The Drop is another in what feels like a long line of these Brooklyn set crime dramas, it's also the last film of James Gandolfini, so that brings an unintentional sense of melancholia to The Drop. Where The Drop differentiates itself from all the other crime movies is in its approach to the characters. We never see or discover these characters when they were arguably in their prime, or how they got muscled out of the business.
Instead, the past of these characters is partly revealed through their highly nuanced performances, a simple sigh here, a quick glance there all hint at their history and feelings with each other and their current state of mind, but nothing is overt. I don't need every dot to connect in a movie, but there is a lot of dots to connect in The Drop. You'll have to put the pieces together yourself because there's very, very little in the way of exposition, The script is taut and wisely restrained, but it's a very rewarding and satisfying movie.

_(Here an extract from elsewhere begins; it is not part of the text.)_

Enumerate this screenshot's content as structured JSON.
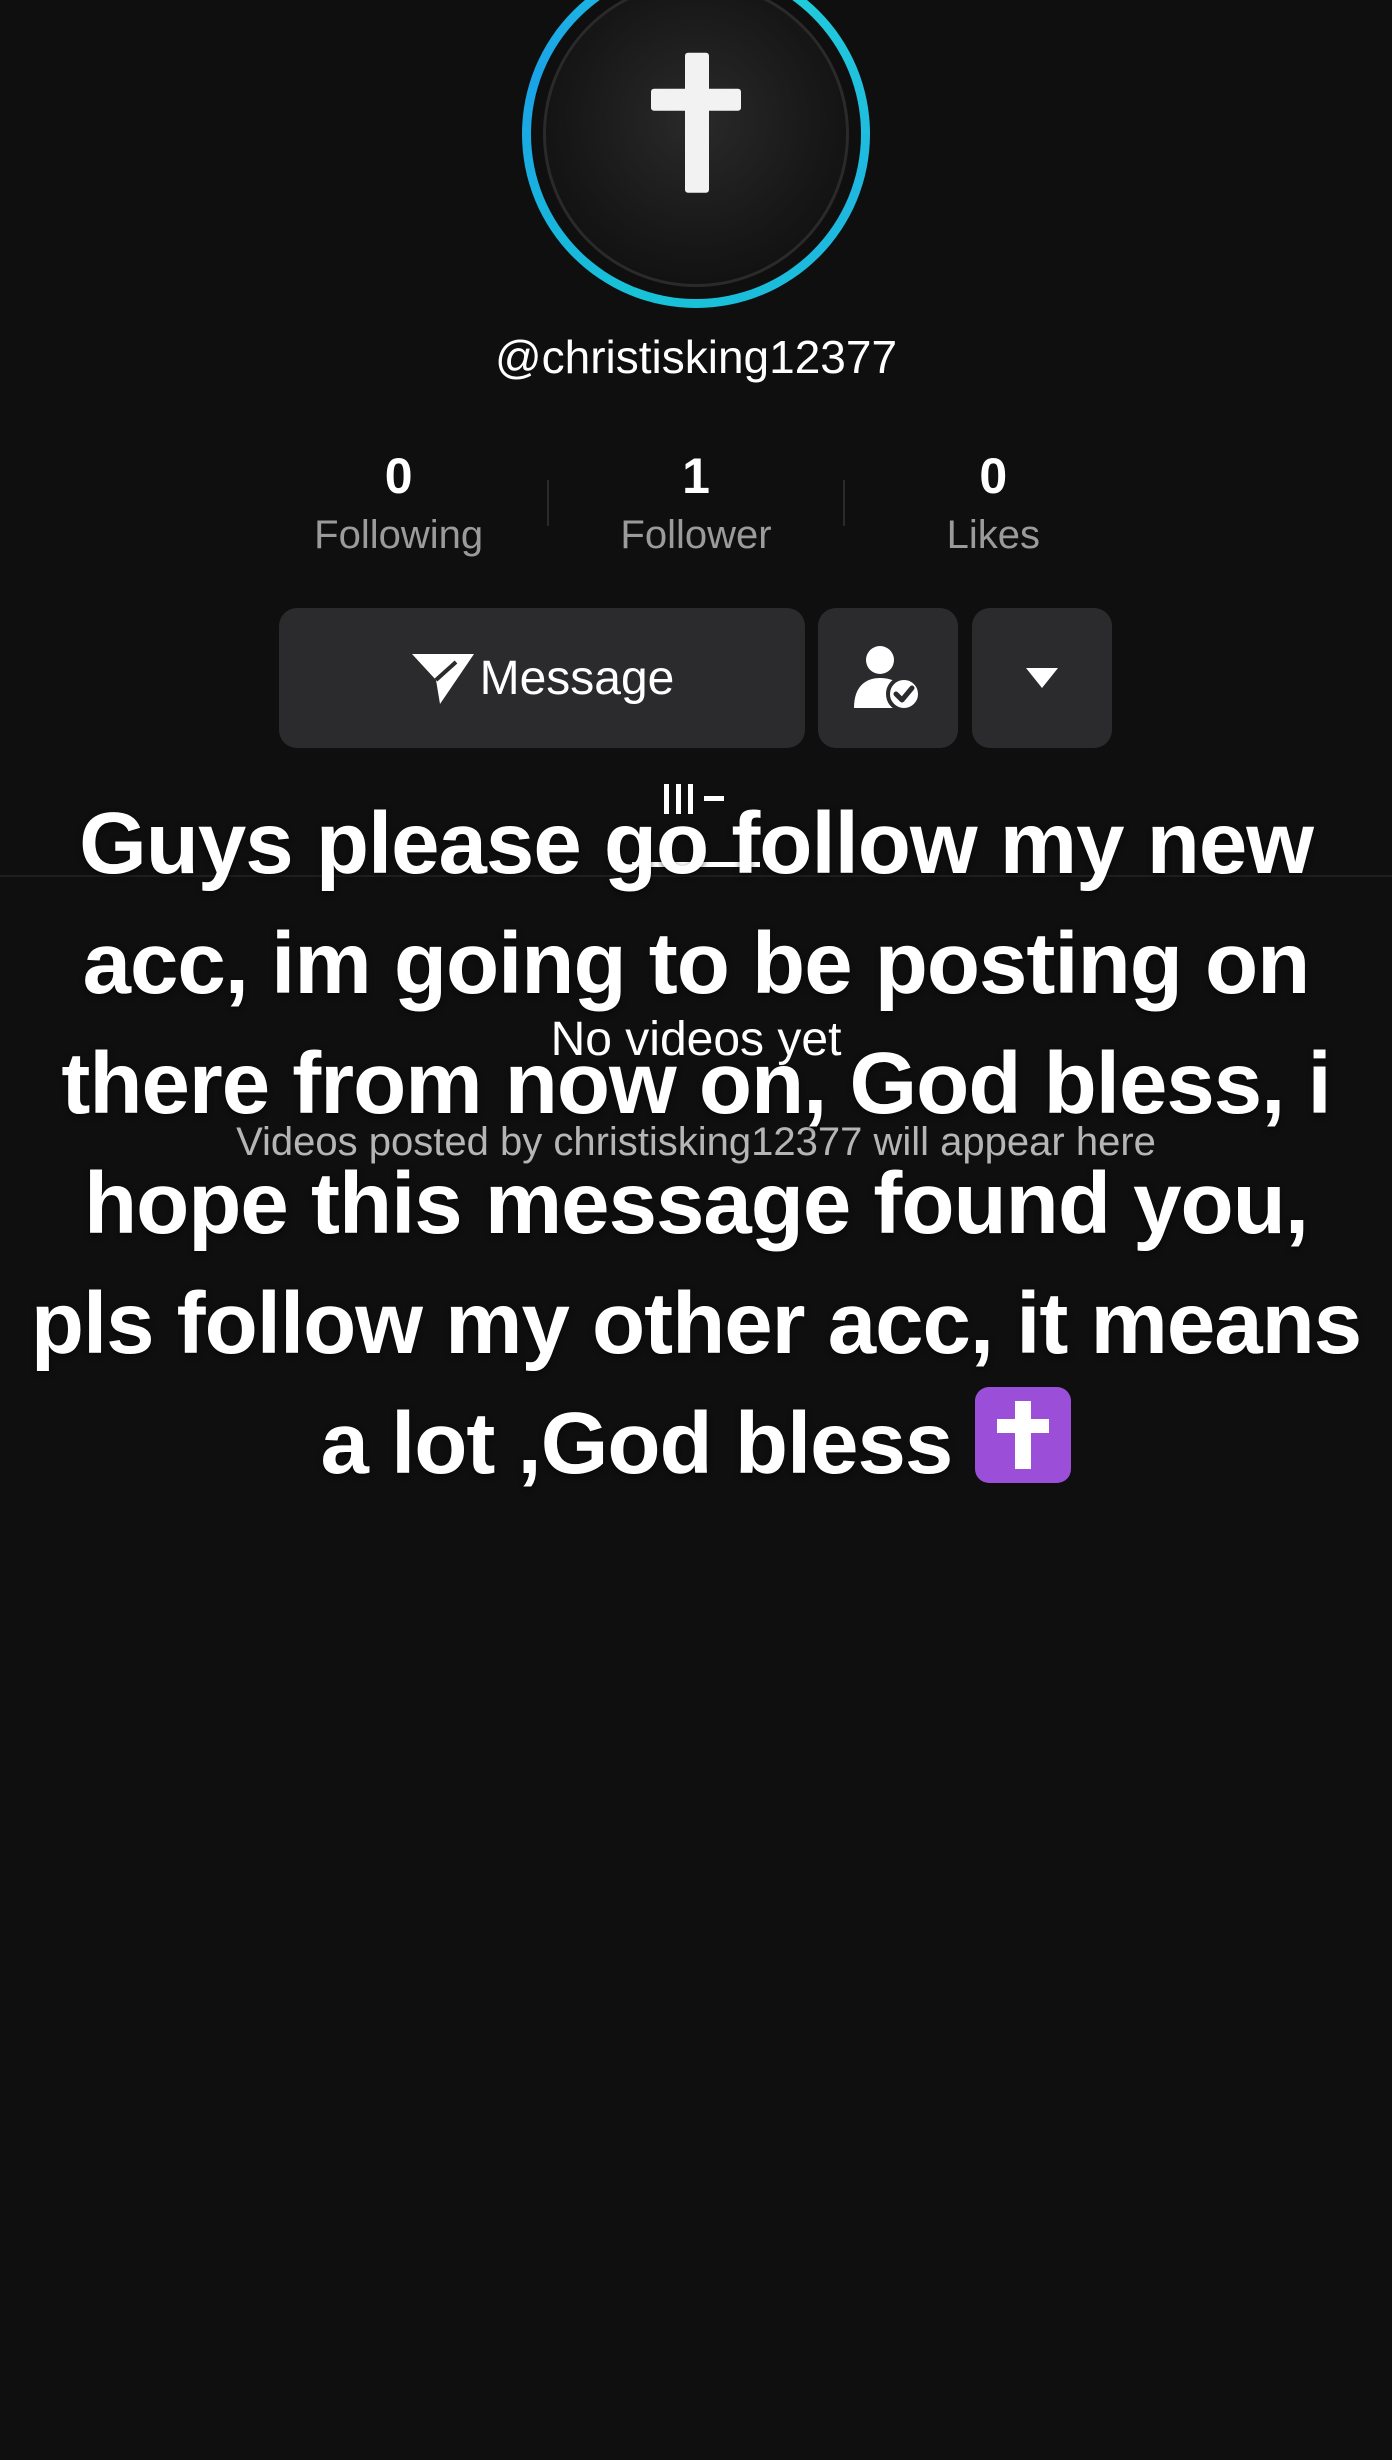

The Drop is definitely a slow burner, there's no car chases, there's no shoot outs and there's very little in the way of gratuitous violence, so if you're expecting another Goodfellas or The Town, you'll be disappointed. The Drop is a fairly simple story told with a highly unorthodox approach to the genre, it's not a gangster movie per se. The Drop is thrillingly unique and is a worthwhile movie, once you think about it, although it can feel slightly underwhelming, initially. It can feel boring at times and Tom Hardy is occasionally inconsistent as Bob, but he and Nadia developed a nice and believable bond with each other through Rocco. The Drop is still an absorbing movie that was perfectly good, but it could have been great. I do feel like I want to watch it a second time though, because I feel like a lot of elements will come into focus knowing some of the details that I wasn't privy to the first time around.